Several councilors said the addition was unnecessary, and that legal counsel assured officials that additional language was not needed.

Councilor Luke Jensen said everything the city does follows federal and state laws, and that if the city added the language to this statement but not others, “how is that not racist?”

Jensen also argued that singling out one reference in a much broader document “kind of seems like we’re just hitting on a lightning rod in politics here.”

Clement made several comments relating to illegal immigration, and current conditions at the country’s southern border. He said several constituents have told him they don’t support the statement.

Councilor Safiya Khalid said using the term “illegal” to refer to people is “dehumanizing,” and that the discussion was clouding the goal of the statement.

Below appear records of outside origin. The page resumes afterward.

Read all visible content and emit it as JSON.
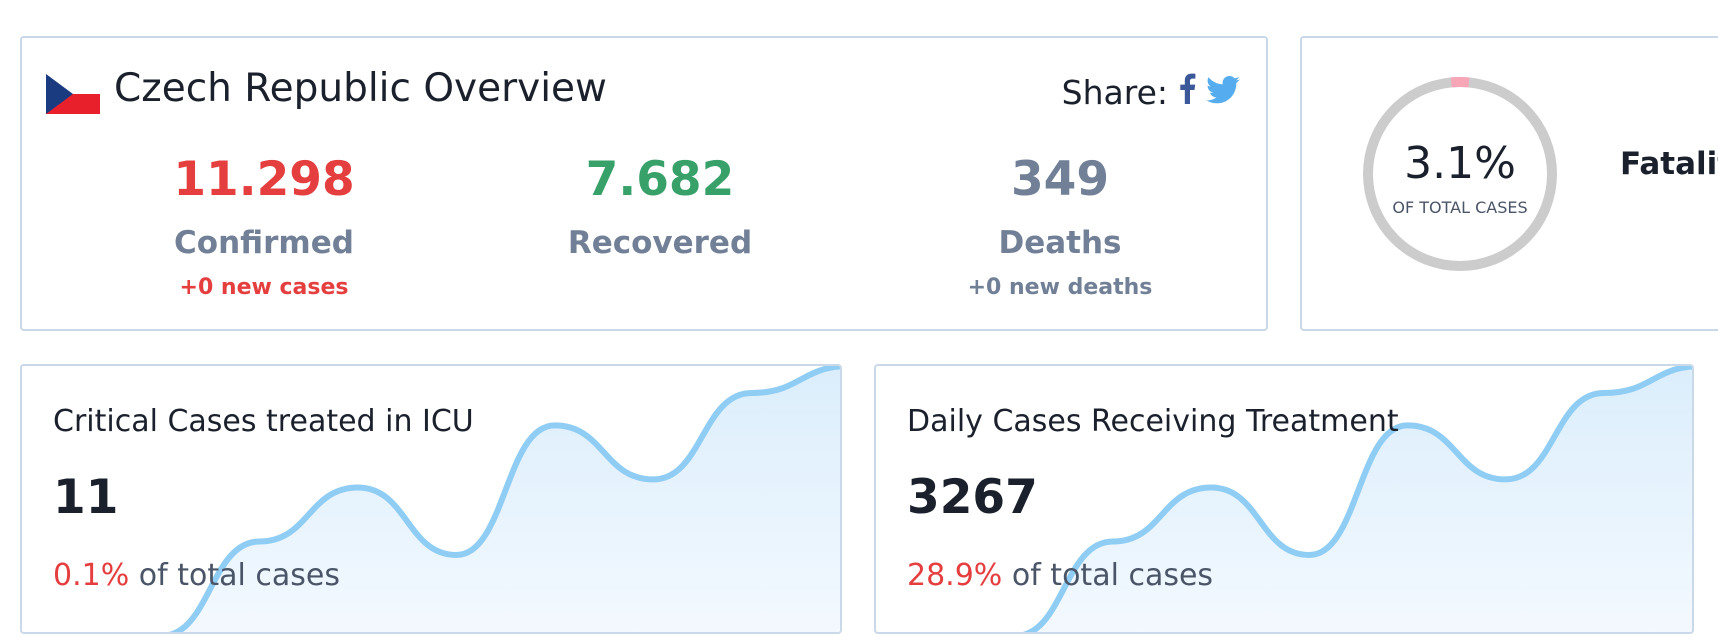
{
  "overview": {
    "title": "Czech Republic Overview",
    "share_label": "Share:",
    "icons": [
      "czech-flag",
      "facebook-icon",
      "twitter-icon"
    ],
    "confirmed": {
      "value": "11.298",
      "label": "Confirmed",
      "delta": "+0 new cases",
      "color": "#e53e3e"
    },
    "recovered": {
      "value": "7.682",
      "label": "Recovered",
      "color": "#38a169"
    },
    "deaths": {
      "value": "349",
      "label": "Deaths",
      "delta": "+0 new deaths",
      "color": "#718096"
    }
  },
  "fatality": {
    "value": "3.1%",
    "sub": "OF TOTAL CASES",
    "label": "Fatality",
    "rate": 0.031,
    "ring_color": "#cccccc",
    "accent_color": "#f7a6b8"
  },
  "icu": {
    "title": "Critical Cases treated in ICU",
    "value": "11",
    "pct": "0.1%",
    "pct_suffix": "of total cases",
    "sparkline": [
      0,
      0.35,
      0.55,
      0.3,
      0.78,
      0.58,
      0.9,
      1.0
    ]
  },
  "treatment": {
    "title": "Daily Cases Receiving Treatment",
    "value": "3267",
    "pct": "28.9%",
    "pct_suffix": "of total cases",
    "sparkline": [
      0,
      0.35,
      0.55,
      0.3,
      0.78,
      0.58,
      0.9,
      1.0
    ]
  },
  "colors": {
    "sparkline_line": "#90cdf4",
    "sparkline_fill": "#dbeefc",
    "card_border": "#c9d9e8"
  }
}
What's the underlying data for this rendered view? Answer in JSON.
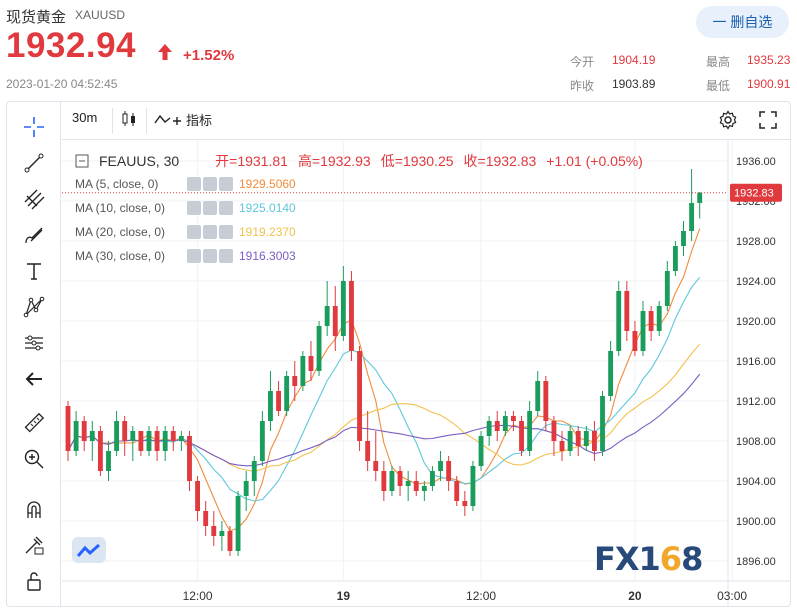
{
  "header": {
    "title": "现货黄金",
    "symbol": "XAUUSD",
    "price": "1932.94",
    "change_pct": "+1.52%",
    "timestamp": "2023-01-20 04:52:45",
    "remove_button": "一 删自选",
    "stats": {
      "open_label": "今开",
      "open_value": "1904.19",
      "prev_close_label": "昨收",
      "prev_close_value": "1903.89",
      "high_label": "最高",
      "high_value": "1935.23",
      "low_label": "最低",
      "low_value": "1900.91"
    },
    "up_color": "#e0393e",
    "down_color": "#1a9d5c"
  },
  "toolbar": {
    "interval": "30m",
    "indicators_label": "指标",
    "left_tools": [
      "crosshair-icon",
      "trend-line-icon",
      "fib-icon",
      "brush-icon",
      "text-icon",
      "pattern-icon",
      "measure-icon",
      "back-arrow-icon",
      "ruler-icon",
      "zoom-in-icon",
      "magnet-icon",
      "lock-draw-icon",
      "unlock-icon"
    ]
  },
  "legend": {
    "symbol": "FEAUUS, 30",
    "open": "开=1931.81",
    "high": "高=1932.93",
    "low": "低=1930.25",
    "close": "收=1932.83",
    "change": "+1.01 (+0.05%)",
    "ma": [
      {
        "name": "MA (5, close, 0)",
        "value": "1929.5060",
        "color": "#f08c3c"
      },
      {
        "name": "MA (10, close, 0)",
        "value": "1925.0140",
        "color": "#5ec8db"
      },
      {
        "name": "MA (20, close, 0)",
        "value": "1919.2370",
        "color": "#f2c14e"
      },
      {
        "name": "MA (30, close, 0)",
        "value": "1916.3003",
        "color": "#7b5ec2"
      }
    ]
  },
  "watermark": {
    "text_a": "FX1",
    "text_b": "6",
    "text_c": "8"
  },
  "chart_data": {
    "type": "candlestick",
    "timeframe": "30",
    "ylim": [
      1894,
      1938
    ],
    "y_ticks": [
      "1936.00",
      "1932.00",
      "1928.00",
      "1924.00",
      "1920.00",
      "1916.00",
      "1912.00",
      "1908.00",
      "1904.00",
      "1900.00",
      "1896.00"
    ],
    "x_ticks": [
      "12:00",
      "19",
      "12:00",
      "20",
      "03:00"
    ],
    "last_price_label": "1932.83",
    "grid": true,
    "candles": [
      [
        1911.5,
        1912.0,
        1906.0,
        1907.0
      ],
      [
        1907.0,
        1911.0,
        1906.5,
        1910.0
      ],
      [
        1910.0,
        1910.5,
        1907.0,
        1908.0
      ],
      [
        1908.0,
        1910.0,
        1906.0,
        1909.0
      ],
      [
        1909.0,
        1909.5,
        1904.5,
        1905.0
      ],
      [
        1905.0,
        1908.0,
        1904.0,
        1907.0
      ],
      [
        1907.0,
        1911.0,
        1906.5,
        1910.0
      ],
      [
        1910.0,
        1910.5,
        1906.5,
        1908.0
      ],
      [
        1908.0,
        1909.5,
        1906.0,
        1909.0
      ],
      [
        1909.0,
        1909.0,
        1906.5,
        1907.0
      ],
      [
        1907.0,
        1909.5,
        1906.5,
        1909.0
      ],
      [
        1909.0,
        1909.5,
        1906.0,
        1907.0
      ],
      [
        1907.0,
        1909.5,
        1906.0,
        1909.0
      ],
      [
        1909.0,
        1909.5,
        1907.0,
        1908.0
      ],
      [
        1908.0,
        1909.0,
        1907.0,
        1908.5
      ],
      [
        1908.5,
        1909.0,
        1903.0,
        1904.0
      ],
      [
        1904.0,
        1904.5,
        1900.0,
        1901.0
      ],
      [
        1901.0,
        1902.0,
        1898.5,
        1899.5
      ],
      [
        1899.5,
        1901.0,
        1897.5,
        1898.5
      ],
      [
        1898.5,
        1900.0,
        1897.0,
        1899.0
      ],
      [
        1899.0,
        1899.5,
        1896.5,
        1897.0
      ],
      [
        1897.0,
        1903.0,
        1896.5,
        1902.5
      ],
      [
        1902.5,
        1905.0,
        1901.0,
        1904.0
      ],
      [
        1904.0,
        1906.5,
        1902.5,
        1906.0
      ],
      [
        1906.0,
        1911.0,
        1905.5,
        1910.0
      ],
      [
        1910.0,
        1915.0,
        1909.0,
        1913.0
      ],
      [
        1913.0,
        1914.0,
        1910.5,
        1911.0
      ],
      [
        1911.0,
        1915.0,
        1910.5,
        1914.5
      ],
      [
        1914.5,
        1916.0,
        1912.0,
        1913.5
      ],
      [
        1913.5,
        1917.0,
        1913.0,
        1916.5
      ],
      [
        1916.5,
        1918.0,
        1914.0,
        1915.0
      ],
      [
        1915.0,
        1920.0,
        1914.5,
        1919.5
      ],
      [
        1919.5,
        1924.0,
        1918.5,
        1921.5
      ],
      [
        1921.5,
        1923.5,
        1917.0,
        1918.5
      ],
      [
        1918.5,
        1925.5,
        1918.0,
        1924.0
      ],
      [
        1924.0,
        1925.0,
        1916.0,
        1917.0
      ],
      [
        1917.0,
        1917.5,
        1907.0,
        1908.0
      ],
      [
        1908.0,
        1911.0,
        1905.0,
        1906.0
      ],
      [
        1906.0,
        1909.0,
        1904.0,
        1905.0
      ],
      [
        1905.0,
        1906.0,
        1902.0,
        1903.0
      ],
      [
        1903.0,
        1905.5,
        1902.5,
        1905.0
      ],
      [
        1905.0,
        1905.5,
        1902.5,
        1903.5
      ],
      [
        1903.5,
        1905.0,
        1902.0,
        1904.0
      ],
      [
        1904.0,
        1905.0,
        1902.5,
        1903.0
      ],
      [
        1903.0,
        1904.0,
        1902.0,
        1903.5
      ],
      [
        1903.5,
        1905.5,
        1903.0,
        1905.0
      ],
      [
        1905.0,
        1907.0,
        1904.0,
        1906.0
      ],
      [
        1906.0,
        1906.5,
        1903.0,
        1904.0
      ],
      [
        1904.0,
        1904.5,
        1901.5,
        1902.0
      ],
      [
        1902.0,
        1903.0,
        1900.5,
        1901.5
      ],
      [
        1901.5,
        1906.0,
        1901.0,
        1905.5
      ],
      [
        1905.5,
        1909.0,
        1905.0,
        1908.5
      ],
      [
        1908.5,
        1910.5,
        1907.5,
        1910.0
      ],
      [
        1910.0,
        1911.0,
        1908.0,
        1909.0
      ],
      [
        1909.0,
        1911.0,
        1908.5,
        1910.5
      ],
      [
        1910.5,
        1911.0,
        1909.0,
        1910.0
      ],
      [
        1910.0,
        1910.5,
        1906.5,
        1907.0
      ],
      [
        1907.0,
        1912.0,
        1906.5,
        1911.0
      ],
      [
        1911.0,
        1915.0,
        1910.5,
        1914.0
      ],
      [
        1914.0,
        1914.5,
        1909.0,
        1910.0
      ],
      [
        1910.0,
        1910.5,
        1906.5,
        1908.0
      ],
      [
        1908.0,
        1909.0,
        1906.0,
        1907.0
      ],
      [
        1907.0,
        1909.5,
        1906.5,
        1909.0
      ],
      [
        1909.0,
        1909.5,
        1906.5,
        1907.5
      ],
      [
        1907.5,
        1909.5,
        1907.0,
        1909.0
      ],
      [
        1909.0,
        1910.0,
        1906.0,
        1907.0
      ],
      [
        1907.0,
        1913.0,
        1906.5,
        1912.5
      ],
      [
        1912.5,
        1918.0,
        1912.0,
        1917.0
      ],
      [
        1917.0,
        1924.0,
        1916.5,
        1923.0
      ],
      [
        1923.0,
        1924.0,
        1918.0,
        1919.0
      ],
      [
        1919.0,
        1920.0,
        1916.5,
        1917.0
      ],
      [
        1917.0,
        1922.0,
        1916.5,
        1921.0
      ],
      [
        1921.0,
        1921.5,
        1918.0,
        1919.0
      ],
      [
        1919.0,
        1922.0,
        1918.5,
        1921.5
      ],
      [
        1921.5,
        1926.0,
        1921.0,
        1925.0
      ],
      [
        1925.0,
        1928.0,
        1924.5,
        1927.5
      ],
      [
        1927.5,
        1930.0,
        1926.5,
        1929.0
      ],
      [
        1929.0,
        1935.2,
        1928.0,
        1931.8
      ],
      [
        1931.8,
        1932.9,
        1930.25,
        1932.83
      ]
    ]
  }
}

“This community came together to write a simple statement to commit our city to equity,” she said. “What does that have to do with the southern border and the federal level. I hope we can stop embarrassing ourselves.”


During public comment, several people spoke in favor of the statement.

Fatuma Hussein, executive director of the Immigrant Resource Center of Maine, who worked to develop City Spirit L/A, said “Lewiston has come a long way,” since she was among the first Somali families to move to the city in 2001.

She said Lewiston has become a “symbol of hope,” but that “20 years later, to come back to where we started, it’s a bit taking us backwards,” referring to the debate.

“To me the language was very clear,” Jensen said. “I’m disappointed it went to legal review to begin with. It helps make us the city we want to be…It’s not really radical. In 20 years we’re going to look back and say we probably should’ve done this sooner.”

The council voted 5-2 to adopt the statement, with councilors Clement and Michel Lajoie opposed.

The City ‘Spirit’ council is a group of city, school and community leaders that formed to address conflict and inequity in the Twin Cities. Officials in Auburn have also seen the statement, but have not yet voted to adopt it.


The process to develop the statement began in June 2020, and included workshops and focus groups. The statement saw six drafts, then went to the public for feedback in November.


The City Council also held the first of two public hearings on the fiscal 2022 budget Tuesday, but no one from the public spoke.

City Administrator Denis D’Auteuil presented his draft budget March 16, and the council has since been holding workshops twice a week. On April 13, the council will begin budget deliberations, and on May 4 will hold a second public hearing and vote to adopt the budget.

On the municipal side, including the county tax, the budget is slated to be $50.76 million, an increase of $1.05 million, or 2.11%.

As of now, proposed spending increases at city and school levels translate to a property tax rate increase of $2.26 per $1,000 of assessed property value, or 79 cents at the city level, 1 cent at the county, and $1.46 for schools.